On Class War

Where I used to work there is permanent class war because professors put professional standards above personal convenience and instructors do the opposite. You cannot have a program in that way, especially when the instructors are the more powerful group and have the most backing.

Teaching goal of professors: produce good majors and graduate students.

Teaching goal of instructors: automate classes as much as possible so as to teach as many courses on overtime as possible and make as much possible money in the least amount of time. Also, convince administration to assign them as many upper division courses as possible. According to instructors, a PhD is obtained by doing two years of coursework beyond the MA (i.e. a PhD  is the MA + 30) and its functional equivalent is seniority at the MA level. Therefore, replacement of professors by instructors in upper division courses is reasonable — especially since there are plenty of textbook representatives available to teach them the relevant course content.

The administration’s official goals were those of the professors but their real goals were those of the instructors. The assistant professors with the best pedagogical training were threatening to the instructors and were turned down at tenure time for alleged poor teaching. I think this was far worse than not counting teaching at all for tenure or not caring about it — because this was negative caring.

What other universities do: limit the total number of courses each person is allowed to teach. If you cannot afford to live on that amount of money then you must go into another line of work.

Why we could not do that: there were not enough unemployed M.A.s walking around on the streets to enable us to just hire someone else. We had to let our instructors teach seven and eight courses because if they did not, they could not buy property or new cars. We would become less viable for them and there would be nobody at all left to teach, it was said. We could not simply raise salaries such that instructors would not require so much overtime, it was said.

This last point was valid in its way. Despite what they alleged, instructors did not make much less than assistant professors, who had many more responsibilities and who also had research expenses to cover, so they also deserved raises. Still it would have been more convenient for many had the instructors been paid more so as to feel happier and work with a different set of goals in mind.

The instructors said they put teaching first but this was only because they did not do research or service: they liked saying they were faculty, but they did not actually like the students or the material.

Our academic advisors told us to put teaching last and they did us a great disservice. I already dislike lower division teaching enough;  to have had to listen to so many lectures about how doing it right would hurt my career only makes it more painful. In real life you have to be very much up on lower division teaching and able to effectively defend against these instructors and these kinds of situations in general.

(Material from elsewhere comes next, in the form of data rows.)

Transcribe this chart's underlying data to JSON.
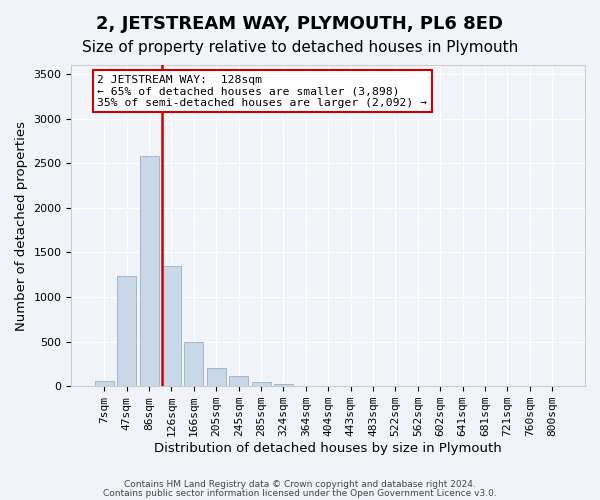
{
  "title": "2, JETSTREAM WAY, PLYMOUTH, PL6 8ED",
  "subtitle": "Size of property relative to detached houses in Plymouth",
  "xlabel": "Distribution of detached houses by size in Plymouth",
  "ylabel": "Number of detached properties",
  "bar_labels": [
    "7sqm",
    "47sqm",
    "86sqm",
    "126sqm",
    "166sqm",
    "205sqm",
    "245sqm",
    "285sqm",
    "324sqm",
    "364sqm",
    "404sqm",
    "443sqm",
    "483sqm",
    "522sqm",
    "562sqm",
    "602sqm",
    "641sqm",
    "681sqm",
    "721sqm",
    "760sqm",
    "800sqm"
  ],
  "bar_values": [
    55,
    1230,
    2580,
    1350,
    500,
    200,
    110,
    45,
    30,
    0,
    0,
    0,
    0,
    0,
    0,
    0,
    0,
    0,
    0,
    0,
    0
  ],
  "bar_color": "#c8d8e8",
  "bar_edge_color": "#a0b8cc",
  "vline_color": "#cc0000",
  "ylim": [
    0,
    3600
  ],
  "yticks": [
    0,
    500,
    1000,
    1500,
    2000,
    2500,
    3000,
    3500
  ],
  "annotation_title": "2 JETSTREAM WAY:  128sqm",
  "annotation_line1": "← 65% of detached houses are smaller (3,898)",
  "annotation_line2": "35% of semi-detached houses are larger (2,092) →",
  "annotation_box_color": "#ffffff",
  "annotation_box_edge": "#cc0000",
  "footer1": "Contains HM Land Registry data © Crown copyright and database right 2024.",
  "footer2": "Contains public sector information licensed under the Open Government Licence v3.0.",
  "bg_color": "#f0f4f8",
  "grid_color": "#ffffff",
  "title_fontsize": 13,
  "subtitle_fontsize": 11,
  "axis_label_fontsize": 9.5,
  "tick_fontsize": 8
}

When I think of these poorly informed professors preaching on about this matter I want to push them right off the Berkeley Marina. With a plopping sound they will fall right into the water and then stand there waist deep, looking surprised.


2 thoughts on “On Class War

  1. You are a very brave woman to write about this issue the way you do. There is, indeed, a festering conflict always taking place along these lines and nobody knows how to resolve it. But the issue is scary, so people prefer not to talk about it at all.

  2. Well someone has to talk about it. In some places it can be swept under the rug but in some places I’ve been it’s the reason for revolving door syndrome and other forms of underdevelopment!